On s'arrêta aux Arcs pour déjeuner et pour y recruter une nouvelle compagnie. - Pendant ce temps je fus voir les prisonniers du Luc et de La Garde-Freinet. C'étaient des gendarmes et des bourgeois réactionnaires qui, par une série de vexations continues, avaient allumé contre eux une haine dont j'avais bien peur de ne pas être maître. On les conservait, comme ôtages, prêts à les fusiller si on apprenait la moindre arrestation de patriotes au Luc ou à La Garde-Freinet. Dans le plan d'attaque de Draguignan, on se proposait, avant mon arrivée, de les attacher les uns aux autres et de s'en servir comme parapet pour tirailler contre la troupe. - Quoique mon autorité fut encore bien chancellante, je les rassurai en déclarant devant leurs gardiens que je les prenais sous ma protection. - Ils me reçurent comme un sauveur - et ils avaient raison, - car deux heures après, sans moi, leur affaire était faite et voici à quelle occasion.

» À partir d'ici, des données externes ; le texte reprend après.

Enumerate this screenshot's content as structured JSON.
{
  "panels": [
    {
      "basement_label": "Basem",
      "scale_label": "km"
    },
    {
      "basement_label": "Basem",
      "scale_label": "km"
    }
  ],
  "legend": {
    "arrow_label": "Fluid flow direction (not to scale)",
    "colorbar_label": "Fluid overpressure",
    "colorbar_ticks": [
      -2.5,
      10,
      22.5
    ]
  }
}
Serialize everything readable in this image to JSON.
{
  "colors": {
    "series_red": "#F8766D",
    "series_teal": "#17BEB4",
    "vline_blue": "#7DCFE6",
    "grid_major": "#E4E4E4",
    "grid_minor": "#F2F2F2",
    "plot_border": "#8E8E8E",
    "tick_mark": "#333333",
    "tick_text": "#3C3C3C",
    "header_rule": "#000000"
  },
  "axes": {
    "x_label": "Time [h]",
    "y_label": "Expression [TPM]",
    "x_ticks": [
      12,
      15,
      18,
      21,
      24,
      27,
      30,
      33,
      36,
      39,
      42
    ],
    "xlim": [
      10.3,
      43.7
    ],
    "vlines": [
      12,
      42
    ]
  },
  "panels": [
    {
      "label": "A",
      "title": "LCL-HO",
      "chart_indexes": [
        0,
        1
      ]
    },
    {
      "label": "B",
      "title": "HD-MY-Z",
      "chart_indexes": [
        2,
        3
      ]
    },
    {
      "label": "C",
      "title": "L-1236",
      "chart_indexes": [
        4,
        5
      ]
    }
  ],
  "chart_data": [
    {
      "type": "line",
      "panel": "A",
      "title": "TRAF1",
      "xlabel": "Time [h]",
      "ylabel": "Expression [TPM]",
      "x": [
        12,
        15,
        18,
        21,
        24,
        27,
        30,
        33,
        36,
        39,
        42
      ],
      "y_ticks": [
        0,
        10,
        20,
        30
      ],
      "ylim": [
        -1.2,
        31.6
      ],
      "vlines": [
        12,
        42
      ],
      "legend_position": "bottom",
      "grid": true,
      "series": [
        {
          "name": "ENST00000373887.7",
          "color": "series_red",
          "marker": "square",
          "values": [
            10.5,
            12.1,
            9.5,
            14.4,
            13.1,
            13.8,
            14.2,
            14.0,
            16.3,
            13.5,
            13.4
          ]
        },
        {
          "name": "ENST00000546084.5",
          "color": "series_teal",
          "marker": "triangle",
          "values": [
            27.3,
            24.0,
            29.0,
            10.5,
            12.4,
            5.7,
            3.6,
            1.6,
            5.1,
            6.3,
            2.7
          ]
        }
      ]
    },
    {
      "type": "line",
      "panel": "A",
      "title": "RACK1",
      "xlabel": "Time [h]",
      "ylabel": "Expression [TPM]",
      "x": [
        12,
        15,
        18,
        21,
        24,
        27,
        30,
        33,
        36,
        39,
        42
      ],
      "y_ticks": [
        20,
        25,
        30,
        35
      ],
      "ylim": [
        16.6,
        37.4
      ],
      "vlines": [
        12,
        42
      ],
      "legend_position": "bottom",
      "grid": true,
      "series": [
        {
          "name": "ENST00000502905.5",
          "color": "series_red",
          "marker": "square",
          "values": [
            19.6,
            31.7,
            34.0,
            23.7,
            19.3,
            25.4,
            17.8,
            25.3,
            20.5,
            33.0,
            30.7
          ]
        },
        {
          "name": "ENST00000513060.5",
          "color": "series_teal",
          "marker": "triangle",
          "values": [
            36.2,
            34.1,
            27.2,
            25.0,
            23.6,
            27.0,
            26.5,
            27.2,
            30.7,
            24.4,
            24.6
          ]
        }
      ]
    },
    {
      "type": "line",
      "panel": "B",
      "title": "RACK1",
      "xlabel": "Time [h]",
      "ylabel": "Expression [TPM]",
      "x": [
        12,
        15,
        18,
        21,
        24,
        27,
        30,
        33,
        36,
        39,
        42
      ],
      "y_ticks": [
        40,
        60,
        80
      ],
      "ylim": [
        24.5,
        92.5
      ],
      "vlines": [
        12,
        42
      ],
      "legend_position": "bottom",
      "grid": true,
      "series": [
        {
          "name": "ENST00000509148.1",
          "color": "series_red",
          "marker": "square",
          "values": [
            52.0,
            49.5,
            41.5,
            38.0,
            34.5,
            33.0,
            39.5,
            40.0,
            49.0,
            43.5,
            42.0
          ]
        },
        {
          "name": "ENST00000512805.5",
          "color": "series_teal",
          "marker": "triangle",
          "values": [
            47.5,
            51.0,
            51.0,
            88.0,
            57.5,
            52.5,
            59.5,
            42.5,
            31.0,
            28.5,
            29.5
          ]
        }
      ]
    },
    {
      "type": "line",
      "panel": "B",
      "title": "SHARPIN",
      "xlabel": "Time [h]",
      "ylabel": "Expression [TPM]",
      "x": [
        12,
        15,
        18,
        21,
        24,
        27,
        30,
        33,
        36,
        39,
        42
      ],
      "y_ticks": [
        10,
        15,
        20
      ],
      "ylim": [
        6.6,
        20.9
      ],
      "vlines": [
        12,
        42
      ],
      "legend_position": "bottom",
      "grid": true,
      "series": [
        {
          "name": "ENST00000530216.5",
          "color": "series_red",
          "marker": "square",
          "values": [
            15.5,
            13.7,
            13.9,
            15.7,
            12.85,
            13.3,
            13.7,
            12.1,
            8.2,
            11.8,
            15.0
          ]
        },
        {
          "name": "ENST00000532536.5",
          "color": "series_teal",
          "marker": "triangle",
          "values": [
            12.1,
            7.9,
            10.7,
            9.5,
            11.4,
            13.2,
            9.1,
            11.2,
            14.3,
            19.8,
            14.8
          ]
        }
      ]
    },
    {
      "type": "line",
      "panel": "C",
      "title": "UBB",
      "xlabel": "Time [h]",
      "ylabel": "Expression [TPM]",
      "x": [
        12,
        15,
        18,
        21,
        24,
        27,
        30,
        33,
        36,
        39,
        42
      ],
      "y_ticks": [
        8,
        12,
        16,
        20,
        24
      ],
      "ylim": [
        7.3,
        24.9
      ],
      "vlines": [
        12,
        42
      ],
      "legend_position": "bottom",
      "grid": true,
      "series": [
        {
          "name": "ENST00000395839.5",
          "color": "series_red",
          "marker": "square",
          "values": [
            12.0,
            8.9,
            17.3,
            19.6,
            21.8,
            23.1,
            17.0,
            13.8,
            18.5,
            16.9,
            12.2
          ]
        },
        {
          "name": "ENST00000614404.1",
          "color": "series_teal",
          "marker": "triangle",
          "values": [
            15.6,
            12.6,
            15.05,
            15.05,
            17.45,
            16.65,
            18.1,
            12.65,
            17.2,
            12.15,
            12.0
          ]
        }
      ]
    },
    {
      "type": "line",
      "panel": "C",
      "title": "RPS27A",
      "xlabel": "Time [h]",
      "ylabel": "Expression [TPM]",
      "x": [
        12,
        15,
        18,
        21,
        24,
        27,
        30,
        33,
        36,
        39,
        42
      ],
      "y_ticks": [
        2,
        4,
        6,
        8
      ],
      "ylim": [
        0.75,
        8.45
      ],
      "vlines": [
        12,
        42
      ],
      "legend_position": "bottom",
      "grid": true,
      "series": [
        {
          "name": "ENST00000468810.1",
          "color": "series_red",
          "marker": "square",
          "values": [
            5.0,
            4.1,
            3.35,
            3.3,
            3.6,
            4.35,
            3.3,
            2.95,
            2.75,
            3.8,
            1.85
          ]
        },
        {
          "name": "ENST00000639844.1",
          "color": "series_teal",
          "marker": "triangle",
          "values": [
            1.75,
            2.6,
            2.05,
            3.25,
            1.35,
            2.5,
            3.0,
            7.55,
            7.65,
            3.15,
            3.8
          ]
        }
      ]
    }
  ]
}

Nous nous étions mis en marche pour Salerne, j'avais ordonné qu'on fit monter nos captifs sur des carrioles et qu'on eut pour eux tous les égards dûs au malheur. Un brigadier de gendarmerie qu'on m'avait dit être de Libourne eut l'imprudence de répondre à Eugène Galice du Luc qui cherchait à le rassurer et à le consoler :

- Vous nous tenez maintenant, mais les soldats tiennent vos femmes et vos enfans et nous serons bien vengés, soyez tranquille !

Les paroles du brigadier furent entendues par un de ses ennemis personnels et rapportées à la tête de la colonne. Un groupe se forma et bientôt il fut décidé à voix basse que le brigadier au moins ne jouirait pas du plaisir de la vengeance. - Heureusement que, prévenu, je pus intervenir et à force de prières j'obteins la grâce de mon compatriote. Si on avait commencé par le brigadier, les autres n'auraient pas attendu longtemps.

Au passage d'un ruisseau plusieurs de mes hommes restèrent en arrière et se dispersèrent dans la campagne, ils désertaient avec armes et bagage. On allait leur courir après, mais je déclarai que ne voulant autour de moi que des hommes de coeur, je donnais congé à tous les lâches. Plusieurs qui étaient tentés de suivre les fuyards eurent honte et restèrent dans les rangs.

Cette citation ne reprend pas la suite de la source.